7. The method for reliability analysis of autonomous vehicles based on a piecewise decision Markov process according to claim 3, characterized in that, The method also includes modeling the dual impact of non-driving-related tasks: when the discrete state X=NDRT, the driver's attention is focused on non-driving-related tasks, and the level of situational awareness of driving tasks is in the low range. When the discrete state X=AN, non-driving-related tasks have the effect of alleviating passive fatigue, and the parameter for the decrease in the driver's situational awareness level is λ. e And satisfying λ e <λ p Until the time variable d returns to zero, the system state jumps back to A, and the driver's situational awareness level recovers to λ. p The rate decreases.

8. The method for reliability analysis of autonomous vehicles based on a piecewise decision Markov process according to claim 7, characterized in that, The time variable d is the time window initialized when the system transitions from state HODN to AN. This window characterizes the duration of the mitigating effect of non-driving-related tasks on the decline in the driver's situational awareness level. Within this window, the rate of decay of the driver's situational awareness level remains at the relatively small λ. e .

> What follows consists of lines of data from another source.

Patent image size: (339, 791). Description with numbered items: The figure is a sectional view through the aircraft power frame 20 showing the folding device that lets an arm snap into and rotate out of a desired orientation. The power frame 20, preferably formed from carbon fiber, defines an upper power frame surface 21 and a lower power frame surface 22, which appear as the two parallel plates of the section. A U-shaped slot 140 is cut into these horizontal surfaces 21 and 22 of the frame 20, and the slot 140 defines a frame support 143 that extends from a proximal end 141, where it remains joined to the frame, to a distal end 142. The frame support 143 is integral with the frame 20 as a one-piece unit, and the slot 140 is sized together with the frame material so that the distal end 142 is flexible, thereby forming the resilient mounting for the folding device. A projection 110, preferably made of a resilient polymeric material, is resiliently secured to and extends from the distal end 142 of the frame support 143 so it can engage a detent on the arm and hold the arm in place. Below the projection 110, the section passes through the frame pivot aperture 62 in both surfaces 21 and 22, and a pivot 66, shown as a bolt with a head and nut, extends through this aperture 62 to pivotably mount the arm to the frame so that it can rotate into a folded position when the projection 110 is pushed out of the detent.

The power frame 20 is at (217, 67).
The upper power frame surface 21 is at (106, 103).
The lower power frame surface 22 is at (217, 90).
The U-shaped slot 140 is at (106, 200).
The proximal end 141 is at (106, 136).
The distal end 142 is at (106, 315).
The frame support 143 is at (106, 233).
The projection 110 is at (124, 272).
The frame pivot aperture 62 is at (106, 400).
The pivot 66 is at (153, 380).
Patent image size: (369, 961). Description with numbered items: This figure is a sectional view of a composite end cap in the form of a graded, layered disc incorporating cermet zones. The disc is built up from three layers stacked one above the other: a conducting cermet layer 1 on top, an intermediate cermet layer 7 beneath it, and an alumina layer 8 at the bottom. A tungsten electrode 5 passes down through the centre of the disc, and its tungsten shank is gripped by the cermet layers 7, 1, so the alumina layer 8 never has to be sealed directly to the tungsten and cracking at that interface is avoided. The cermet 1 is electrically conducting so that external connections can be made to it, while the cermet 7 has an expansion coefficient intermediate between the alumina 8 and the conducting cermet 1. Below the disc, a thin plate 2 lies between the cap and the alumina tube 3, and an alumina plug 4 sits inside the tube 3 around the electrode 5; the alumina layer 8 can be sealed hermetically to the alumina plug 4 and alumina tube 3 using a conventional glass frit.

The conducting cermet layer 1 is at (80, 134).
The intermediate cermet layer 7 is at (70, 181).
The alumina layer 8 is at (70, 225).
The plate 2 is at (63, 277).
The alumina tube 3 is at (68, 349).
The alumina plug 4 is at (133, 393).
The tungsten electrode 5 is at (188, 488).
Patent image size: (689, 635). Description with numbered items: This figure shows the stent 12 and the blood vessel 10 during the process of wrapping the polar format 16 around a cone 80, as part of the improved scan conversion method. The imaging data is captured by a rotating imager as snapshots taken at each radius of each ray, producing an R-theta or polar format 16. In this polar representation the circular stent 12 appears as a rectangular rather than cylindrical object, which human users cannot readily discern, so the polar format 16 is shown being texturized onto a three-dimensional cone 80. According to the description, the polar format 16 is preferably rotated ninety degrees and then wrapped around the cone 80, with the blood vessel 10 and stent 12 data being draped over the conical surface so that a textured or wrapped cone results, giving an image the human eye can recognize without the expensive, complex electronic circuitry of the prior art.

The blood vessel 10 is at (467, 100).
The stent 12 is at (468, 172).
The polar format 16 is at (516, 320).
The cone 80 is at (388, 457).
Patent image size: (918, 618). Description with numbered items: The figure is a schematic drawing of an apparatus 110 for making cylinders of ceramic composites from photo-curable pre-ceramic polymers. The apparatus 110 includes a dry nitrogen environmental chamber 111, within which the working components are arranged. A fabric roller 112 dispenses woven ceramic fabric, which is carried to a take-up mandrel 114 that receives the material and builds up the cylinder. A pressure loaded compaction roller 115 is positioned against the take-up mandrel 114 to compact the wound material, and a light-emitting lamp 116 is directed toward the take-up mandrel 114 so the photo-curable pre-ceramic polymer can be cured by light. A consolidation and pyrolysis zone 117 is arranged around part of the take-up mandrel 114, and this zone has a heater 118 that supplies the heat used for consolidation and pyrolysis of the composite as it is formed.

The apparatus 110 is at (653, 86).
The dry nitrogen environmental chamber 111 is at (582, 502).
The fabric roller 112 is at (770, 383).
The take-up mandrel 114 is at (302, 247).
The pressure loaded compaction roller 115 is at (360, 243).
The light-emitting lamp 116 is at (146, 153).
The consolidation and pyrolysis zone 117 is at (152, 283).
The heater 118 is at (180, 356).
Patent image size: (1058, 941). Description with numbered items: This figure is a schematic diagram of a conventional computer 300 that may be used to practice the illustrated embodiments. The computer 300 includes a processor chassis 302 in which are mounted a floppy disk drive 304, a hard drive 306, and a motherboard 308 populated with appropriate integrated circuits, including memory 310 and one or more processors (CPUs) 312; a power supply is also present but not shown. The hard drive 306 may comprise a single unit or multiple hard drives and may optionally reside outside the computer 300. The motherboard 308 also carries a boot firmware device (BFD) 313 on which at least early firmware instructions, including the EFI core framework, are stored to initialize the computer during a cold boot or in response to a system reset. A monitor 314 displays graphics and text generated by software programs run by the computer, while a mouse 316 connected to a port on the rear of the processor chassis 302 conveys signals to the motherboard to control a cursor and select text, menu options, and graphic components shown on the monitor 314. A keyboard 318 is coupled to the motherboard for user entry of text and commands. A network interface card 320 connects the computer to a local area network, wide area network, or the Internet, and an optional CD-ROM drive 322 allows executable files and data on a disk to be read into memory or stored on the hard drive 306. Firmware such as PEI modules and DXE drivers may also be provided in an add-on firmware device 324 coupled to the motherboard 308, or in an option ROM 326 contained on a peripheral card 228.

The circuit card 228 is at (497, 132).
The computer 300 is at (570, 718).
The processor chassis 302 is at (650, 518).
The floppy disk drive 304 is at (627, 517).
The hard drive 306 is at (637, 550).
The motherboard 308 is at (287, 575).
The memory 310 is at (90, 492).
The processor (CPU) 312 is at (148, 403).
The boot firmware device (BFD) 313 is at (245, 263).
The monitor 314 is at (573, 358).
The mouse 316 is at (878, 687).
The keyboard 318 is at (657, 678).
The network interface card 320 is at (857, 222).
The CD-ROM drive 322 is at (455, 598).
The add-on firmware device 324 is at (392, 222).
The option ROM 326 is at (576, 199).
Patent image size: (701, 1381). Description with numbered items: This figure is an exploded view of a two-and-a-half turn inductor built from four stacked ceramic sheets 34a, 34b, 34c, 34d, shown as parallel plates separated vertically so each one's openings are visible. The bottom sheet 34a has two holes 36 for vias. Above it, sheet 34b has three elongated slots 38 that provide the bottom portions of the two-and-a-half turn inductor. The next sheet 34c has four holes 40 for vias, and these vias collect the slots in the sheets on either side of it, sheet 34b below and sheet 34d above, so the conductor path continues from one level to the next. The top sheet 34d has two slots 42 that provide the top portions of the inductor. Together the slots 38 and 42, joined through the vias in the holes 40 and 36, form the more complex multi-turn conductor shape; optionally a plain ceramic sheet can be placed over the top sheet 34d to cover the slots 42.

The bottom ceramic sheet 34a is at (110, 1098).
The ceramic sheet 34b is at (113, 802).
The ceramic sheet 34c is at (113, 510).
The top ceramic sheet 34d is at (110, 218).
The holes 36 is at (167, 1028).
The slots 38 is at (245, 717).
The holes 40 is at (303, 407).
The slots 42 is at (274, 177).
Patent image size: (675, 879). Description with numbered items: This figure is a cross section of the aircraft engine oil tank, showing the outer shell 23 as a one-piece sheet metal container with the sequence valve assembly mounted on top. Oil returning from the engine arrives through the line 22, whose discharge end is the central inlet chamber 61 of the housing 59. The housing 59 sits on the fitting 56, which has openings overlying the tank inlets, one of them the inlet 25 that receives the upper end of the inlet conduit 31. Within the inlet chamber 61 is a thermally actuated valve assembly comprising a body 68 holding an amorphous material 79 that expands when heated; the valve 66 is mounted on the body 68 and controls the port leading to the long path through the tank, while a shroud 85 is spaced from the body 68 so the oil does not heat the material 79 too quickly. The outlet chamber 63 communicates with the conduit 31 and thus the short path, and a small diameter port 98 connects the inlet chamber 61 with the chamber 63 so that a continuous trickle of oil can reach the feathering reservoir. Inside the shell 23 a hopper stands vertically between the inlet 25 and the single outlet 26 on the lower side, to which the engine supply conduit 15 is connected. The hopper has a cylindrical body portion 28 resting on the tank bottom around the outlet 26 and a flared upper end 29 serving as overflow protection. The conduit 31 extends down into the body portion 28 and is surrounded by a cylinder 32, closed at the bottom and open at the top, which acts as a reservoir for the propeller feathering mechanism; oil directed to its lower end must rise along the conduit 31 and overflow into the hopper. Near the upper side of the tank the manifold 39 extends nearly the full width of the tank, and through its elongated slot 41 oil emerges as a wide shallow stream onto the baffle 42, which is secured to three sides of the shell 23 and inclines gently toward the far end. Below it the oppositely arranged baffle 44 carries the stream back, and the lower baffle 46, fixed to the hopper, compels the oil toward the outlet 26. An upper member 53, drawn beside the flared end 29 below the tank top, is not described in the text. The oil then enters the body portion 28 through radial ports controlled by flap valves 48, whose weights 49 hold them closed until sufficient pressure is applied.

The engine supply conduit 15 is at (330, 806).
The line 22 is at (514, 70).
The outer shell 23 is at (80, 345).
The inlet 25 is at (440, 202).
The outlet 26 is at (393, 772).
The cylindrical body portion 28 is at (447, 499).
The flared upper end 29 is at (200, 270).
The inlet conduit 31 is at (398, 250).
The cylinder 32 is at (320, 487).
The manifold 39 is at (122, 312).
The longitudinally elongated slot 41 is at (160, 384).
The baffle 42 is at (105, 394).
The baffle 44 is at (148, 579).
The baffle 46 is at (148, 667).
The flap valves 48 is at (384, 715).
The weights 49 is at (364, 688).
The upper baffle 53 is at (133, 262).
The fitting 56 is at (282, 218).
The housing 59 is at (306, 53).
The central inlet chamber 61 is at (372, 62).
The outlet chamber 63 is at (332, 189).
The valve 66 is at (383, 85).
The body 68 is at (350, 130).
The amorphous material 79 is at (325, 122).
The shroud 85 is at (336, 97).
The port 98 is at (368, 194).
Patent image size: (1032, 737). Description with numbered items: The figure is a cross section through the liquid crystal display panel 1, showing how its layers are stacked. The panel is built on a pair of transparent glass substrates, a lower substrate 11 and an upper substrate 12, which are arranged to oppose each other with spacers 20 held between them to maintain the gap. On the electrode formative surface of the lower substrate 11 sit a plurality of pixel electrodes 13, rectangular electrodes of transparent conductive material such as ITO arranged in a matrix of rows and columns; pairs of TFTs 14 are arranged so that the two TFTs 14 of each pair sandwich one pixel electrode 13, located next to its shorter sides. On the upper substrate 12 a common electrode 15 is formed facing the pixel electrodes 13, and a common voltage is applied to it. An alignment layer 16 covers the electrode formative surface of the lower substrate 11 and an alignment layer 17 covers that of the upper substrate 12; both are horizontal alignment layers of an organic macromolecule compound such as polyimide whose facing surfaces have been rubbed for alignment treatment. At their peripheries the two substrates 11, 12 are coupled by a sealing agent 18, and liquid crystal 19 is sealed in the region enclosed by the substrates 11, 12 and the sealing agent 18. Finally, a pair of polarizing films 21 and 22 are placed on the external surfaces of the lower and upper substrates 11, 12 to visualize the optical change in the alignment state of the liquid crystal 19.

9. The method for reliability analysis of autonomous vehicles based on a piecewise decision Markov process according to claim 3, characterized in that, Determining the state transition rate in step S3 specifically includes: for the discrete states related to the takeover process. Its state transition rate is not constant, but is constructed as a function of the current situational awareness level s to simulate the dynamic impact of the driver's situational awareness level on the takeover success rate.

10. The method for reliability analysis of autonomous vehicles based on a piecewise decision Markov process according to claim 1, characterized in that, Step S3 further includes: determining the remaining rate; the remaining rate is determined based on the characteristics of the driving environment and the reliability parameters of the autonomous driving system, and is used to characterize the random state transition rate of the system excluding driver factors.